Project organization and import
Michele Simionato
michele.simionato at gmail.com
Wed Mar 7 02:18:20 EST 2007
On Mar 5, 1:21 am, "Martin Unsal" <martinun... at gmail.com> wrote:
> 2) Importing and reloading. I want to be able to reload changes
> without exiting the interpreter.
What about this?
$ cat reload_obj.py
"""
Reload a function or a class from the filesystem.
For instance, suppose you have a module
$ cat mymodule.py
def f():
print 'version 1 of function f'
Suppose you are testing the function from the interactive interpreter:
>>> from mymodule import f
>>> f()
version 1 of function f
Then suppose you edit mymodule.py:
$ cat mymodule.py
def f():
print 'version 2 of function f'
You can see the changes in the interactive interpreter simply by doing
>>> f = reload_obj(f)
>>> f()
version 2 of function f
"""
import inspect
def reload_obj(obj):
assert inspect.isfunction(obj) or inspect.isclass(obj)

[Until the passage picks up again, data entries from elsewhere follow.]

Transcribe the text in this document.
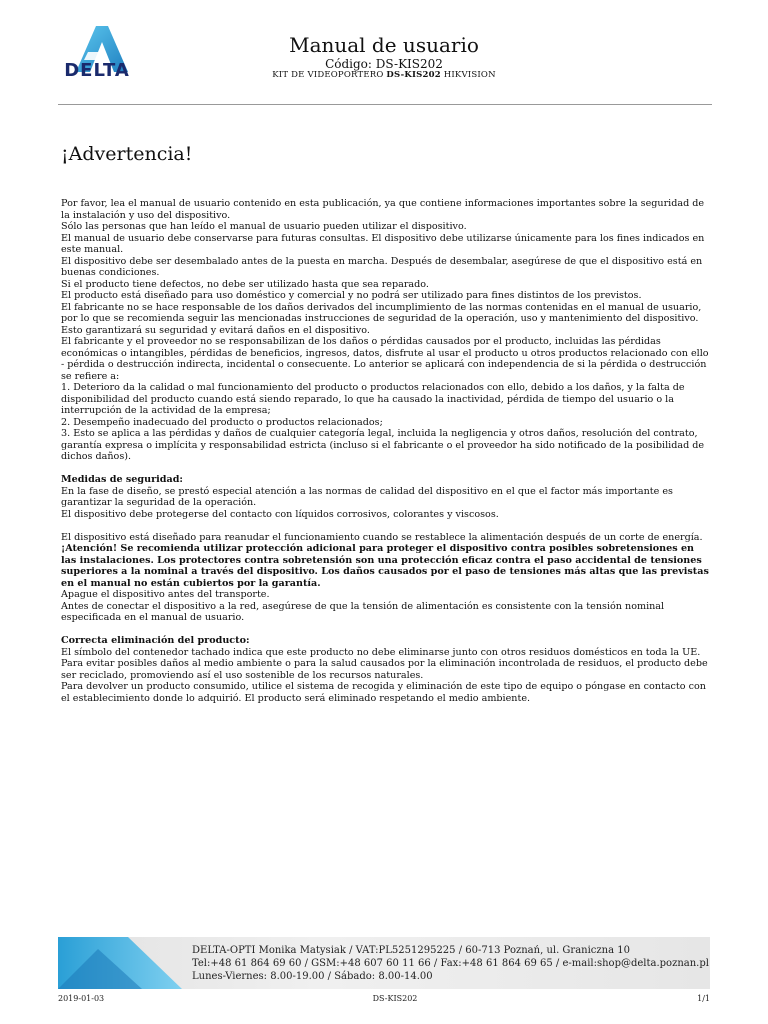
DELTA
Manual de usuario
Código: DS-KIS202
KIT DE VIDEOPORTERO DS-KIS202 HIKVISION
¡Advertencia!

Por favor, lea el manual de usuario contenido en esta publicación, ya que contiene informaciones importantes sobre la seguridad de la instalación y uso del dispositivo.

Sólo las personas que han leído el manual de usuario pueden utilizar el dispositivo.

El manual de usuario debe conservarse para futuras consultas. El dispositivo debe utilizarse únicamente para los fines indicados en este manual.

El dispositivo debe ser desembalado antes de la puesta en marcha. Después de desembalar, asegúrese de que el dispositivo está en buenas condiciones.

Si el producto tiene defectos, no debe ser utilizado hasta que sea reparado.

El producto está diseñado para uso doméstico y comercial y no podrá ser utilizado para fines distintos de los previstos.

El fabricante no se hace responsable de los daños derivados del incumplimiento de las normas contenidas en el manual de usuario, por lo que se recomienda seguir las mencionadas instrucciones de seguridad de la operación, uso y mantenimiento del dispositivo.

Esto garantizará su seguridad y evitará daños en el dispositivo.

El fabricante y el proveedor no se responsabilizan de los daños o pérdidas causados por el producto, incluidas las pérdidas económicas o intangibles, pérdidas de beneficios, ingresos, datos, disfrute al usar el producto u otros productos relacionado con ello - pérdida o destrucción indirecta, incidental o consecuente. Lo anterior se aplicará con independencia de si la pérdida o destrucción se refiere a:

1. Deterioro da la calidad o mal funcionamiento del producto o productos relacionados con ello, debido a los daños, y la falta de disponibilidad del producto cuando está siendo reparado, lo que ha causado la inactividad, pérdida de tiempo del usuario o la interrupción de la actividad de la empresa;

2. Desempeño inadecuado del producto o productos relacionados;

3. Esto se aplica a las pérdidas y daños de cualquier categoría legal, incluida la negligencia y otros daños, resolución del contrato, garantía expresa o implícita y responsabilidad estricta (incluso si el fabricante o el proveedor ha sido notificado de la posibilidad de dichos daños).

Medidas de seguridad:

En la fase de diseño, se prestó especial atención a las normas de calidad del dispositivo en el que el factor más importante es garantizar la seguridad de la operación.

El dispositivo debe protegerse del contacto con líquidos corrosivos, colorantes y viscosos.

El dispositivo está diseñado para reanudar el funcionamiento cuando se restablece la alimentación después de un corte de energía.

¡Atención! Se recomienda utilizar protección adicional para proteger el dispositivo contra posibles sobretensiones en las instalaciones. Los protectores contra sobretensión son una protección eficaz contra el paso accidental de tensiones superiores a la nominal a través del dispositivo. Los daños causados por el paso de tensiones más altas que las previstas en el manual no están cubiertos por la garantía.

Apague el dispositivo antes del transporte.

Antes de conectar el dispositivo a la red, asegúrese de que la tensión de alimentación es consistente con la tensión nominal especificada en el manual de usuario.

Correcta eliminación del producto:

El símbolo del contenedor tachado indica que este producto no debe eliminarse junto con otros residuos domésticos en toda la UE.

Para evitar posibles daños al medio ambiente o para la salud causados por la eliminación incontrolada de residuos, el producto debe ser reciclado, promoviendo así el uso sostenible de los recursos naturales.

Para devolver un producto consumido, utilice el sistema de recogida y eliminación de este tipo de equipo o póngase en contacto con el establecimiento donde lo adquirió. El producto será eliminado respetando el medio ambiente.

DELTA-OPTI Monika Matysiak / VAT:PL5251295225 / 60-713 Poznań, ul. Graniczna 10
Tel:+48 61 864 69 60 / GSM:+48 607 60 11 66 / Fax:+48 61 864 69 65 / e-mail:shop@delta.poznan.pl
Lunes-Viernes: 8.00-19.00 / Sábado: 8.00-14.00
2019-01-03	DS-KIS202	1/1
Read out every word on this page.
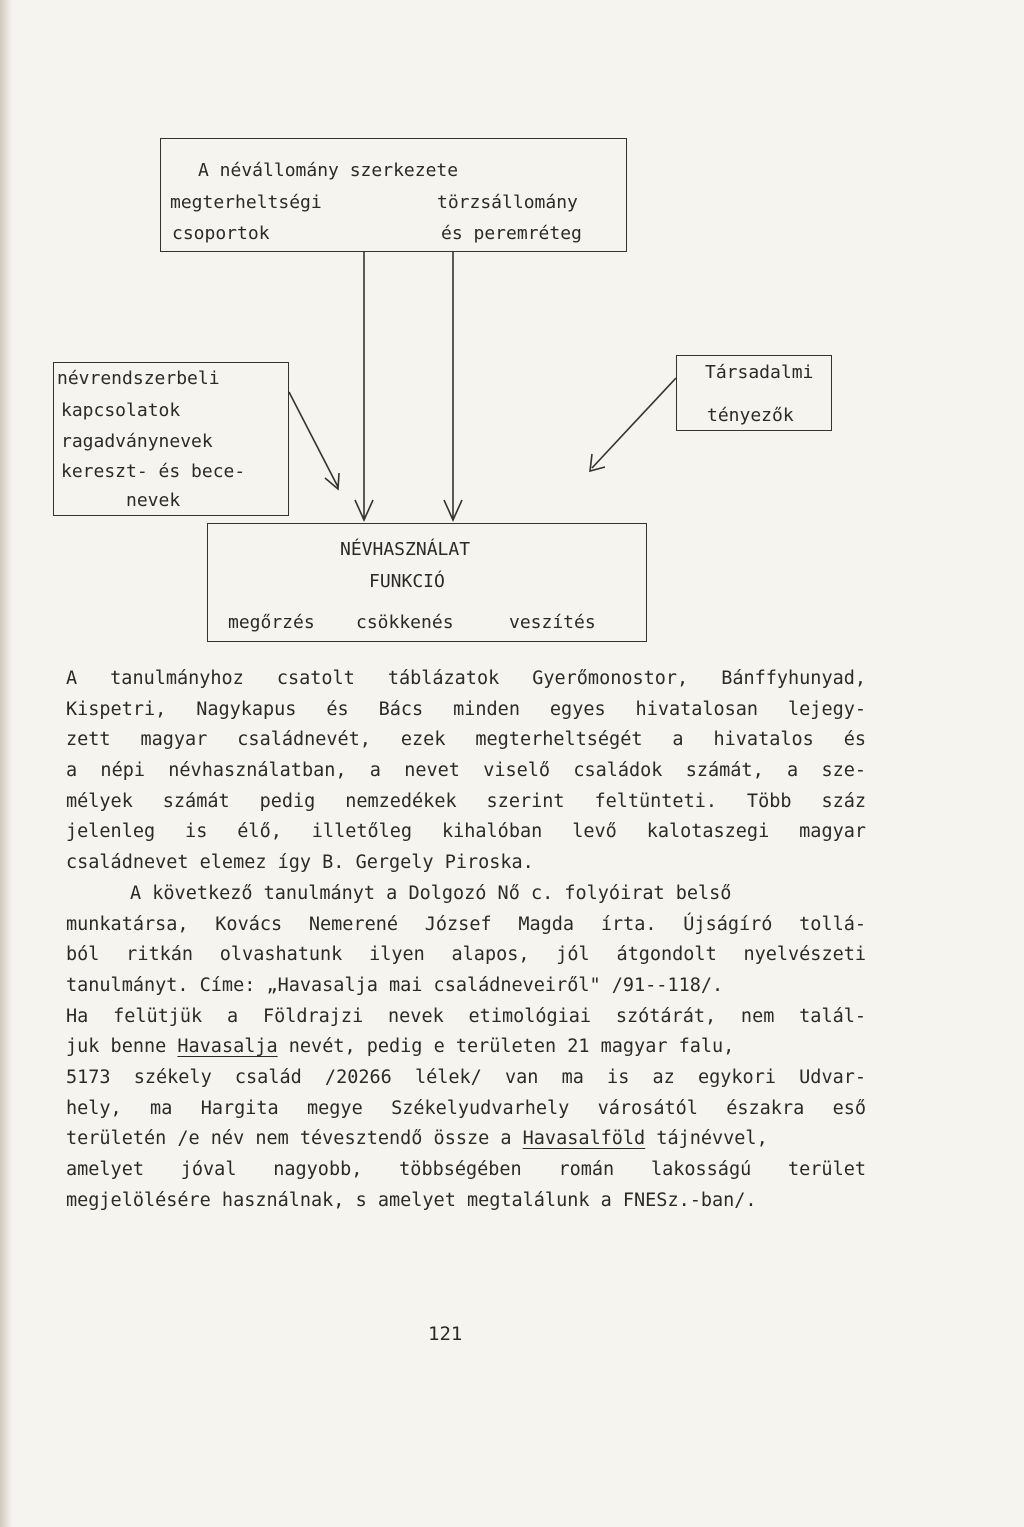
A névállomány szerkezete
megterheltségi
csoportok
törzsállomány
és peremréteg
névrendszerbeli
kapcsolatok
ragadványnevek
kereszt- és bece-
nevek
Társadalmi
tényezők
NÉVHASZNÁLAT
FUNKCIÓ
megőrzés csökkenés	veszítés
A tanulmányhoz csatolt táblázatok Gyerőmonostor, Bánffyhunyad,
Kispetri, Nagykapus és Bács minden egyes hivatalosan lejegy-
zett magyar családnevét, ezek megterheltségét a hivatalos és
a népi névhasználatban, a nevet viselő családok számát, a sze-
mélyek számát pedig nemzedékek szerint feltünteti. Több száz
jelenleg is élő, illetőleg kihalóban levő kalotaszegi magyar
családnevet elemez így B. Gergely Piroska.
A következő tanulmányt a Dolgozó Nő c. folyóirat belső
munkatársa, Kovács Nemerené József Magda írta. Újságíró tollá-
ból ritkán olvashatunk ilyen alapos, jól átgondolt nyelvészeti
tanulmányt. Címe: „Havasalja mai családneveiről" /91--118/.
Ha felütjük a Földrajzi nevek etimológiai szótárát, nem talál-
juk benne Havasalja nevét, pedig e területen 21 magyar falu,
5173 székely család /20266 lélek/ van ma is az egykori Udvar-
hely, ma Hargita megye Székelyudvarhely városától északra eső
területén /e név nem tévesztendő össze a Havasalföld tájnévvel,
amelyet jóval nagyobb, többségében román lakosságú terület
megjelölésére használnak, s amelyet megtalálunk a FNESz.-ban/.
121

mod = __import__(obj.__module__)
reload(mod)
return getattr(mod, obj.__name__)
Pretty simple, isn't it?
The issue is that if you have other objects dependending on the
previous version
of the function/class, they will keep depending on the previous
version, not on
the reloaded version, but you cannot pretende miracles from reload! ;)
You can also look at Michael Hudson's recipe
http://aspn.activestate.com/ASPN/Cookbook/Python/Recipe/160164
for a clever approach to automatic reloading.